We build item sets by checking which ‘symbols’ can be consumed. A symbol can either be a terminal or a non-terminal (symbol, here you go we overload the term symbol).

Starting from I0, possible symbols to be consumed are: id, (, E. This results into the following three item sets.

consume id
I1: { E -> id. }

consume (
I2: { E -> (.E), E -> .id, E -> .(E), E -> .E+E, E -> .E*E }

consume E
I3: { S -> E., E -> E.+E, E -> E.*E }

Observations:

We seem to have a shift/reduce conflict for I3: S -> E. versus E -> E.+E. However, we can resolve this conflict as the reduction S -> E. only applies in case we hit the EOF symbol.
The process of “shifting” the . across the right-hand side resembles the derivative operation we have seen in the context of regular expressions.
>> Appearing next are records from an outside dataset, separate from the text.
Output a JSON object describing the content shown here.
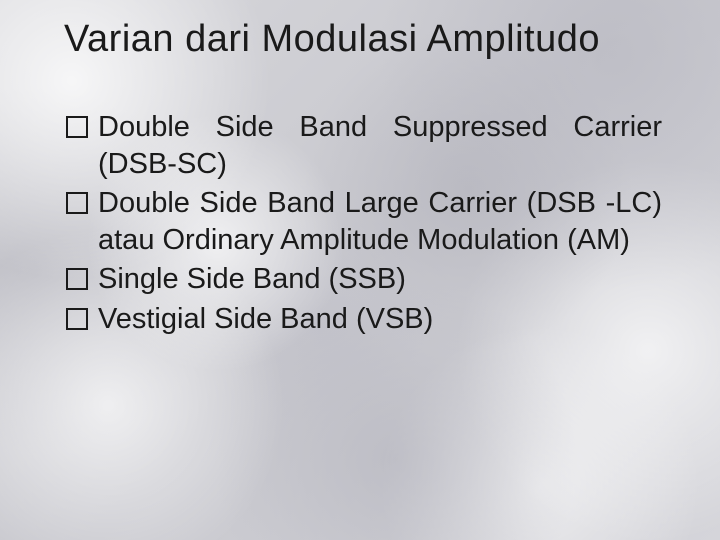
{
  "slide": {
    "title": "Varian dari Modulasi Amplitudo",
    "bullets": [
      "Double Side Band Suppressed Carrier (DSB-SC)",
      "Double Side Band Large Carrier (DSB -LC) atau Ordinary Amplitude Modulation (AM)",
      "Single Side Band (SSB)",
      "Vestigial Side Band (VSB)"
    ]
  },
  "style": {
    "title_fontsize": 38,
    "bullet_fontsize": 29,
    "text_color": "#1a1a1a",
    "bullet_marker": "hollow-square",
    "font_family": "Comic Sans MS",
    "background": {
      "type": "marble-texture",
      "base_colors": [
        "#d8d8dc",
        "#c8c8ce",
        "#d5d5da"
      ],
      "highlight": "#ffffff",
      "shadow": "#a8a8b2"
    },
    "text_align_bullets": "justify"
  }
}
Let’s continue to build the remaining item sets and transitions. We write StartItem - symbol -> NextItem to indicate the resulting transitions of the FSA obtained by building item sets.

I0 - id -> I1
I0 - ( ->  I2
I0 - E ->  I3


I2 - id -> I1
I2 - ( -> I2
I2 - E -> I4

I3 - + -> I5
I3 - * -> I6

I4 - ) -> I7
I4 - + -> I5
I4 - * -> I6

I5 - id -> I1
I5 - (  -> I2
I5 - E  -> I7

I6 - id -> I1
I6 - (  -> I2
I6 - E  -> I8

I7 - +  -> I5
I7 - *  -> I6

I8 - +  -> I5
I8 - *  -> I6


I0 : { S -> .E, E -> .id, E -> .(E), E -> .E+E, E -> .E*E }

// I0 - id -> I1
I1: { E -> id. }

// I0 - ( -> I2
I2: { E -> (.E), E -> .id, E -> .(E), E -> .E+E, E -> .E*E }

// I0 - E -> I3
I3: { S -> E., E -> E.+E, E -> E.*E }

// I2 - E -> I4
I4 : { E -> (E.), E -> E.+E, E -> E.*E }

// I3 - + -> I5
I5 : { E -> E+.E, E -> .id, E -> .(E), E -> .E+E, E -> .E*E }

// I3 - * -> I6
I6 : { E -> E*.E, E -> .id, E -> .(E), E -> .E+E, E -> .E*E }

// I5 - E -> I7
I7: { E -> E+E., E -> E.+E, E -> E.*E }

// I6 - E -> I8
I8: { E -> E*E., E -> E.+E, E -> E.*E }

Observations.

We encounter shift/reduce conflicts in I7 and I8.
This is no surprise as we know that this grammar is unambiguous!

How to resolve these conflicts?

Rewrite into an unambiguous grammar!

S -> E
E -> T+E
E -> T
T -> F*T
T -> F
F -> id
F -> (E)

* has precdence over +
Both operations are left-associative

Customize LR parser as follows:

If we are in state 9 (item set I7) and lookahead is +, then reduce (left-associative). If lookahead is *, then shift (precedence).
If we are in state 10 (item set I8) and lookahead is *, then reduce (left-associative). If lookahead is +, then reduce again (precedence).

This special case can be deal with in yacc by specifying that * has a higher precedence than +.

Example 2 - Dangling else

Recall

Stmt -> if E then Stmt else Stmt
Stmt -> if E then Stmt
Stmt -> other

This grammar is ambiguous. For example, consider

if expr then if expr then other else other

Disambiguation: “Match closest then”.

Stmt -> Match
Stmt -> Unmatch
Stmt -> other

Match -> if E then Match else Match
Match -> other

Unmatch -> if E then Stmt
Unmatch -> if E then Match else Unmatch

This grammar should be accepted by yacc, hence, belongs to the class LALR(1).